Apache OpenOffice (AOO) Bugzilla – Issue 95668
RTF: parenthesis in RTL mode imported as LTR character
Last modified: 2017-05-20 11:15:27 UTC
When the attached Hebrew RTF document is imported, the trailing parenthesis is misplaced. See screenshots. Note in the top line how the ending parenthesis has moved from the left edge to the right edge. Note also that the image on the top left was lost on import, and that the gray color in the logo on the top lines has become black.
Created attachment 57587 [details] bugdoc
Created attachment 57588 [details] How it looks in MS Word
Created attachment 57589 [details] How it looks in Writer
One solution may be using the method described in issue 18024, namely adding an RLM after trailing weak chars. I used such a method when fixing a similar PowerPoint export bug for Issue 39516.
MRU->HBRINKM: see attached document, in the header at the beginning of the document, Writer imports one of the parenthesis as an LTR character, Formatting this manually to RTL will show this correctly at the end of the paragraph.
Although there is the difference in the import results, examining the bugdoc reveals that the problematic paragraph has LTR direction. So this is definitely not an RTF import issue. The difference is that word displays the trailing parentheses "correctly" even when the paragraph direction is "wrong". The way the parentheses are displayed is the expected behavior for LTR paragraphs according to writer's existing functionality.
hennerdrewes is correct. On the one hand, we want the document to like like it does in Word. On the other, do we want to imitate Word's bizarre features? If the next version of Word fixes their quirk, then we'll have to remember to fix it back here, too.

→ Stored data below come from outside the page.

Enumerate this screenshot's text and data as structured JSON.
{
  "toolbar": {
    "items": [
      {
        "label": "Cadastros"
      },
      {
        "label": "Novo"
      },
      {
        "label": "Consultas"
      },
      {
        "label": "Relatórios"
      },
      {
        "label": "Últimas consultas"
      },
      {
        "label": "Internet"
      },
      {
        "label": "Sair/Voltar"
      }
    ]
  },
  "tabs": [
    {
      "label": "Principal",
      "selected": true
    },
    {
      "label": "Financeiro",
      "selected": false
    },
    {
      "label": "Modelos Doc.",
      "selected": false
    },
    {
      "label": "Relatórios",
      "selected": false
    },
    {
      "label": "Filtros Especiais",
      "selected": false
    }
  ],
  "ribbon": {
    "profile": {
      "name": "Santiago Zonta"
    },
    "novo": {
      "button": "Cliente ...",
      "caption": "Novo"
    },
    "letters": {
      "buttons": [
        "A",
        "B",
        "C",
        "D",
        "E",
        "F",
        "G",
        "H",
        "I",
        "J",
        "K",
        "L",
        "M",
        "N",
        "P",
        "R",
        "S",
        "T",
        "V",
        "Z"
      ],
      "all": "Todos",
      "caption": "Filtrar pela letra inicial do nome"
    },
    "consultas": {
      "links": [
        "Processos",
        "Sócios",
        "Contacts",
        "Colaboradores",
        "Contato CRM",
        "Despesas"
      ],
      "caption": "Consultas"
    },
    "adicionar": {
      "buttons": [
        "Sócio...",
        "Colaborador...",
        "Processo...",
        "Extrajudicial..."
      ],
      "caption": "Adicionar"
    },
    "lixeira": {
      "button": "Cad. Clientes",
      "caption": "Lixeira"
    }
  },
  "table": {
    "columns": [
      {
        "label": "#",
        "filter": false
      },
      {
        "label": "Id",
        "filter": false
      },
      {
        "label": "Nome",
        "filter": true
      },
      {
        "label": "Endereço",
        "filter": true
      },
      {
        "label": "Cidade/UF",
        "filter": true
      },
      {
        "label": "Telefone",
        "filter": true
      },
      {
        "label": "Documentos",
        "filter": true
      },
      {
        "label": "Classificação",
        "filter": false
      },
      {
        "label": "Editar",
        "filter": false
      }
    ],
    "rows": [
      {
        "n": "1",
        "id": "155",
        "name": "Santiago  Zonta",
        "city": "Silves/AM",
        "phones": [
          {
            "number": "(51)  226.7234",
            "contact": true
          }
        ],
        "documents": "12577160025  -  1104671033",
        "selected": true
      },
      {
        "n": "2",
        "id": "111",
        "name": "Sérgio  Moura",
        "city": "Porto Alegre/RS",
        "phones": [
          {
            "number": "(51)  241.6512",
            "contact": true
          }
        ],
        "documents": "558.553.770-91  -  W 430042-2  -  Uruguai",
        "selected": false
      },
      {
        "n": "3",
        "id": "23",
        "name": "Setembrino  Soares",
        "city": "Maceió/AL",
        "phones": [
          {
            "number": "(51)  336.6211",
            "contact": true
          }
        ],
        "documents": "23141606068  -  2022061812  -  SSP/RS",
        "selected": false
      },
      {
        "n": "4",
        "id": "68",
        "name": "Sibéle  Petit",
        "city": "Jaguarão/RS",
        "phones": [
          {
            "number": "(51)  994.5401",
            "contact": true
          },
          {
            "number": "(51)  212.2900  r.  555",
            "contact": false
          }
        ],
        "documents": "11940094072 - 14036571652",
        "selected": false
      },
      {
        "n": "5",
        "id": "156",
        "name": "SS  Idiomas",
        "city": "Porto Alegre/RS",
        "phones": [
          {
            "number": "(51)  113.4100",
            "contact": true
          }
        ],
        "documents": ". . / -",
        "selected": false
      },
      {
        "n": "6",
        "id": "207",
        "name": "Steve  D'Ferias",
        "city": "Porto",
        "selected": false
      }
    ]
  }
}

@ayaniger: We really should look at this problem in a broader scope, as different similar issues came up in the past. Because of the additional directional information that MS uses, similar problems may occur, if there are weak characters on the boundary of RTL and LTR runs, and the paragraph direction of OOo flips them to the opposite direction. So theoretically speaking, there are really a lot of cases where this matters. On the other hand in practice, cases like the one in the current bugdoc with trailing weak characters are probably the most common. To be most precise, the import (and this is probably necessary for all MS format imports, rtf, doc, docx etc, and even copy/pasting text) should evaluate the extra directional information and compare it to our bidi behavior. In simple cases like the current one, the best fix would be to import the paragraph as RTL, because this is what is logically intended. (It is just badly formatted.) If possible, this should be preferred to cluttering the text with RLMs. In more exotic cases with changes between LTR and RTL runs, it might be inevitable to insert RLMs or LRMs. To sum up, probably there will be need to clarify this translation process generally, before it could be implemented into different filters. But this could dramatically improve the import performance of OOo.
Reset assigne to the default "issues@openoffice.apache.org".